EI Emelina1, GE Gendlin1, IG Nikitin1, EA Dmitrieva2, EA Nikitin2, VV Ptushkin2
1 NI Pirogov Russian National Research Medical University, 1 Ostrovityanova str., Moscow, Russian Federation, 117997
2 SP Botkin Municipal Clinical Hospital, 5 2-i Botkinskii pr-d, Moscow, Russian Federation, 125284
For correspondence: Prof. Gennadii Efimovich Gendlin, MD, PhD, 1 Ostrovityanova str., Moscow, Russian Federation, 117997; e-mail: rgmugt2@mail.ru
For citation: Emelina EI, Gendlin GE, Nikitin IG, et al. Rhythm and Conduction Disorders in Patients Receiving Ibrutinib. Clinical oncohematology. 2019;12(2):220–30.
DOI: 10.21320/2500-2139-2019-12-2-220-230
ABSTRACT
Aim. Early diagnosis and treatment of rhythm and conduction disorders in patients receiving ibrutinib.
Materials & Methods. The trial included 206 patients with indications for ibrutinib, 193 of them are at different stages of treatment from 1.5 to 51 months. The trial enrolled the patients with chronic lymphocytic leukemia, mantle cell lymphoma, and Waldenstrom’s macroglobulinemia, aged 59 to 72 years (with median age of 66 years): 70 women aged 54 to 71 years (with median age of 64 years), and 123 men aged 60 to 72 years (with median age of 66 years). For early detection of rhythm and conduction disorders all the patients received ECG monitoring and 24-hour Holter ECG monitoring.

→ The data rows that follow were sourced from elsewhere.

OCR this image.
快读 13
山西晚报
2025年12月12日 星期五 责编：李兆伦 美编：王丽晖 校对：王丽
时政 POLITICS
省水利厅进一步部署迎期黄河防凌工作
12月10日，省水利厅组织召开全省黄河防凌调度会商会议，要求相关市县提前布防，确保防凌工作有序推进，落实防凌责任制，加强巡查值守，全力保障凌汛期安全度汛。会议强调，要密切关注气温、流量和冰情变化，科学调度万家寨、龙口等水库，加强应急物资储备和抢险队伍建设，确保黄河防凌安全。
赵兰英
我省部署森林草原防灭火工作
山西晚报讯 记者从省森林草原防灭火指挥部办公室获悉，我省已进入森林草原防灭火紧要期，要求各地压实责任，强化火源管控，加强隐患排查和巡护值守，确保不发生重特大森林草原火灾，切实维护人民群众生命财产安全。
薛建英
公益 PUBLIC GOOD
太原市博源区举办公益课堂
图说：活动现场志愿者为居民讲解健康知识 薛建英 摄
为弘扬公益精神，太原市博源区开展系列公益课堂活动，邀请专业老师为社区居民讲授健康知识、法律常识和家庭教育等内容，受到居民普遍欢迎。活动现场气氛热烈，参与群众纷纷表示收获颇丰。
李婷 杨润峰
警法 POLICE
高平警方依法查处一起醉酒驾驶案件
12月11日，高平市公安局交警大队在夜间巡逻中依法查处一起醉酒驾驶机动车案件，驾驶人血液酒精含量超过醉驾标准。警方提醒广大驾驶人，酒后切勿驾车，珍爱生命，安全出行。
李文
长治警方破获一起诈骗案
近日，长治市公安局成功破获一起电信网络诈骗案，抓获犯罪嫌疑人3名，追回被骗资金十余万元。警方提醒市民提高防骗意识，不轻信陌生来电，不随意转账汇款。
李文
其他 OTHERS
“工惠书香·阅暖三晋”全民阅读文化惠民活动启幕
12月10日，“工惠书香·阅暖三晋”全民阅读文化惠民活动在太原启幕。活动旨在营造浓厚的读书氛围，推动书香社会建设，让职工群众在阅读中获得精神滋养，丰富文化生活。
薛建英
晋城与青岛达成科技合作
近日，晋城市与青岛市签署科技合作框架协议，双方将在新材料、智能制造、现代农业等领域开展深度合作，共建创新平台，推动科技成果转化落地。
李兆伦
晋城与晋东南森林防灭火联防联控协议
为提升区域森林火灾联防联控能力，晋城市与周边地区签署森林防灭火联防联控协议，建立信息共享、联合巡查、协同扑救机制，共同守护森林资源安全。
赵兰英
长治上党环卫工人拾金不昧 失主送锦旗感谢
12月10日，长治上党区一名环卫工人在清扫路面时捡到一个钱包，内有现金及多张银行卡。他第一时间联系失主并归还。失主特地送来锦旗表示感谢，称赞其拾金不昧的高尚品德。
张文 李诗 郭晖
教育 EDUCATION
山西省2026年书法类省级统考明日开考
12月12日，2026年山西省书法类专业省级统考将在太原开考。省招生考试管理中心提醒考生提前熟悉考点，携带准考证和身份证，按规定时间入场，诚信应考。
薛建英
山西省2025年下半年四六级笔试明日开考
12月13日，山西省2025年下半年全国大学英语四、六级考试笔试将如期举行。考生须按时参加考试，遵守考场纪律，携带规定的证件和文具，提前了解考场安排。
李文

Results. Atrial fibrillation (AF) was identified in 21 (12 %) patients during ibrutinib therapy period of 1 to 24 months. Most often AF is registered within the first 6 months of ibrutinib therapy. Before its administration 18 (10.5 %) patients had history of prior AF. Thus, a total of 39 ibrutinib recipients with AF are followed-up. According to CHA2DS2-VASc 27 (69 %) of them have an indication for anticoagulant treatment. Severe atrioventricular block was diagnosed in 2 (1 %) patients that necessitated a pacemaker. In 2 (1 %) female patients severe supraventricular tachycardia with up to 295 BPM was registered which required ablation. In a patient with permanent atrial fibrillation rhythm pauses were identified and a pacemaker was installed.
Conclusion. The presence of AF in ibrutinib recipients is not a withdrawal criterion and does not require ibrutinib therapy to be discontinued. Anticoagulants were administered to patients with AF according to existing guidelines in compliance with CHA2DS2-VASc which had to be approached with caution and required dynamic monitoring of patients. Severe rhythm and conduction disorders in ibrutinib recipients arise in rare cases (2 %). Such patients require cardiac surgery with subsequent ibrutinib treatment without dose reduction. Timely diagnosis and the correction of rhythm and conduction allow to avoid changing of antitumor therapy plan.
Keywords: ibrutinib, chronic lymphocytic leukemia, atrial fibrillation, atrioventricular block, rhythm pauses, supraventricular tachycardia, pacemaker installation, ablation.